Mademoiselle Mars, Firmin, Michelot et Joanny découvrent l’histoire à défendre quelques mois plus tard, tirée d’une vieille chronique espagnole : celle de Don Juan d’Aragon, noble du XVIe siècle connu sous le nom d’Hernani, qui conduit une troupe de bandits dans l’espoir de détrôner le roi Carlos dont le père fit décapiter le sien. Les deux hommes aiment la même femme, Doña Sol de Silva, que son vieil oncle Don Ruy Gomez de Silva prévoit d’épouser. Un pacte fatal lie bientôt le jeune homme au vieillard, qui entrainera le trio à la mort, alors même que Carlos, devenu empereur, fait table rase des conflits passés.
Là encore, la censure s’attaque au fond, mais sans toucher aux hardiesses du style, espérant ainsi discréditer l’auteur, tandis que la presse acquise à l’arrière-garde démolie la pièce à l’avance. Mais partisans et amis du novateur accompagnent la naissance du drame, le 25 février 1830, si bien que les représentations successives conjuguent scènes de chahut et triomphe financier. La légende s’empare de l’événement, que Théophile Gauthier polirait encore cinquante ans plus tard, à la veille de s’éteindre : « nous avons eu l’honneur d’être enrôlé dans ces jeunes bandes qui combattaient pour l’idéal, la poésie et la liberté de l’art, avec un enthousiasme, une bravoure et un dévouement qu’on ne connaît plus aujourd’hui ».
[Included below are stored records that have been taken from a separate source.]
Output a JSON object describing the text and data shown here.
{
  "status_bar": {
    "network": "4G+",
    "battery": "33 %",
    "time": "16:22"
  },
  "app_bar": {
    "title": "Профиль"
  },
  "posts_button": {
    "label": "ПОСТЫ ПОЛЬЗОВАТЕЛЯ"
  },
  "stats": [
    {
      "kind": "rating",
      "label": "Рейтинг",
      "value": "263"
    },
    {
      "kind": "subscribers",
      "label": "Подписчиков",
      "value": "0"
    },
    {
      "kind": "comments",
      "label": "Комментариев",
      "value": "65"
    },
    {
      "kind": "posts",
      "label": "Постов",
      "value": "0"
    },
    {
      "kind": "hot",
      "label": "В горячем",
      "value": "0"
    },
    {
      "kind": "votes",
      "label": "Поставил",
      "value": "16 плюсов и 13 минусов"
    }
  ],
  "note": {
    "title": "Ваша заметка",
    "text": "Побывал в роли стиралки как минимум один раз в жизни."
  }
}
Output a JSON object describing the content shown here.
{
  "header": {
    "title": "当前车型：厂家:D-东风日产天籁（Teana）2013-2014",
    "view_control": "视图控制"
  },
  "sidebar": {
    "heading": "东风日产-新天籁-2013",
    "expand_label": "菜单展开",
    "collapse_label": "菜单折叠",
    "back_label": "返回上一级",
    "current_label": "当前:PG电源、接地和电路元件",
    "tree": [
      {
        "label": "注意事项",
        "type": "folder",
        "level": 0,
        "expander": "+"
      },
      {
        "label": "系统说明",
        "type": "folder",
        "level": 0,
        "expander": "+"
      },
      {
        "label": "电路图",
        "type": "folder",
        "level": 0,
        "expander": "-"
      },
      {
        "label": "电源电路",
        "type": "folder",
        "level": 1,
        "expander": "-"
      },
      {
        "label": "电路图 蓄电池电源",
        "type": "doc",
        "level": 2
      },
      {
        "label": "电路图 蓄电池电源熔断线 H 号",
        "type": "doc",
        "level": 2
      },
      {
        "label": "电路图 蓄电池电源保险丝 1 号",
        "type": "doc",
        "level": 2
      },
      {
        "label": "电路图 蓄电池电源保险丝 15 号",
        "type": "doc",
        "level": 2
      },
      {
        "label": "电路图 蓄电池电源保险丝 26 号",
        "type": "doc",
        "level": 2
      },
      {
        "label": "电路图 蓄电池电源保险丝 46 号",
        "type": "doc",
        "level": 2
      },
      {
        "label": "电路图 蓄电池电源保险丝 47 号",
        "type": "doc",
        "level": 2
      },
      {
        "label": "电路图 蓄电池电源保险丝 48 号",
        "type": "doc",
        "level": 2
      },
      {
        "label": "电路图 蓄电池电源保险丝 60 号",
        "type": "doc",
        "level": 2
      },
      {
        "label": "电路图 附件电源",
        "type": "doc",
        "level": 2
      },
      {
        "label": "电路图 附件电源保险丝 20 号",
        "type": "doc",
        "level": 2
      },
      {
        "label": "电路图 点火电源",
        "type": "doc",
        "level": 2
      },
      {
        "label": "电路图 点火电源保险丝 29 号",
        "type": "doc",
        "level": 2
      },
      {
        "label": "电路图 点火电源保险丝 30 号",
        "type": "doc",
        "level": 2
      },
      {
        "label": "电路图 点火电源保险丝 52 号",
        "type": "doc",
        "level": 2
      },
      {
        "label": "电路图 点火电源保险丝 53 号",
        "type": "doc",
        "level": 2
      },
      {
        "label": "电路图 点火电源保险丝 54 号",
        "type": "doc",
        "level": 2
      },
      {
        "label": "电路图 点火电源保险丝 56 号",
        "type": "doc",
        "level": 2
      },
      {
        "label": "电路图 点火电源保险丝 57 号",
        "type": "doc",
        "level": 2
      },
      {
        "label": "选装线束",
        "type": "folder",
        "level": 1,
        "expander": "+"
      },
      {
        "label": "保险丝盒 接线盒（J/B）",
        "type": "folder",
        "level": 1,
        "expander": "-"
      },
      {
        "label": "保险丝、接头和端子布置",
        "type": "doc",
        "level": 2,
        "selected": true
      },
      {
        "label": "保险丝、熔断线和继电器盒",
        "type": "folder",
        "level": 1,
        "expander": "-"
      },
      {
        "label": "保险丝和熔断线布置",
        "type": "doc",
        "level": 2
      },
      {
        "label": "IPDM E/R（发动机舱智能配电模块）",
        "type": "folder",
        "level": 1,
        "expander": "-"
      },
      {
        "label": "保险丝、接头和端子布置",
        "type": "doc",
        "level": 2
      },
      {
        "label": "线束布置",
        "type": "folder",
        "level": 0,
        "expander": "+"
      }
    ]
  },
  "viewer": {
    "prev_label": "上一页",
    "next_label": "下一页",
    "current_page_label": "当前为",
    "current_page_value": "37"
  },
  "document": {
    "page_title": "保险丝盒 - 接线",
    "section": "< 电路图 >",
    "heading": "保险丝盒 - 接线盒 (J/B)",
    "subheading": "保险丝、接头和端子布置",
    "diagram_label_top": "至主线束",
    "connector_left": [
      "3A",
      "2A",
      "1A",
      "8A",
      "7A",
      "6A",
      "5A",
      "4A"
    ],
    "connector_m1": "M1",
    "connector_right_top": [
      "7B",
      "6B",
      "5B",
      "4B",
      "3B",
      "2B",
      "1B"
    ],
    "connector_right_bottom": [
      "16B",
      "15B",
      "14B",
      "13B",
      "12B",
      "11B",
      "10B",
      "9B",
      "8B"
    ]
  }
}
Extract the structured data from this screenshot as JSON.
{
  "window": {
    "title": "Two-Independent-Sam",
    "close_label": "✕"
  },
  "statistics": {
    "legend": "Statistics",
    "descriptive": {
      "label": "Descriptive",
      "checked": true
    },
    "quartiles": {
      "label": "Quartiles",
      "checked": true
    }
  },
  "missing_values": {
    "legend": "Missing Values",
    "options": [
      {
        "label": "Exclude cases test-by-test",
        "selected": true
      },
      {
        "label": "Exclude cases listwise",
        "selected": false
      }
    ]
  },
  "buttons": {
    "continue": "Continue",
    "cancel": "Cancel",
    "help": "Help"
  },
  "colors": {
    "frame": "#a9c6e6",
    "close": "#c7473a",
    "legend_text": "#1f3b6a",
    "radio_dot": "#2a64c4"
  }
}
Lorsque Verdi transpose la pièce pour l’opéra, moins de quinze ans plus tard, Hugo n’a pas encore soutenu le neveu du « héros d’Arcole », lequel deviendrait Napoléon III – ainsi que son pire ennemi – à l’issue du coup d’état de 1851. Le musicien italien, qui a confié à Milan la création de ses quatre premiers ouvrages lyriques, souhaite répondre aux sollicitations de Venise. Nabucco puis I Lombardi sont programmés à La Fenice avant que l’inédit Ernani y voit le jour avec succès, le 9 mars 1844, sur un livret de Francesco Maria Piave – ce dernier travaillera ensuite pour I due Foscari qu’attend Rome, ouvrage qui confirmerait l’attention de Verdi au développement psychologique des personnages [lire notre critique du DVD].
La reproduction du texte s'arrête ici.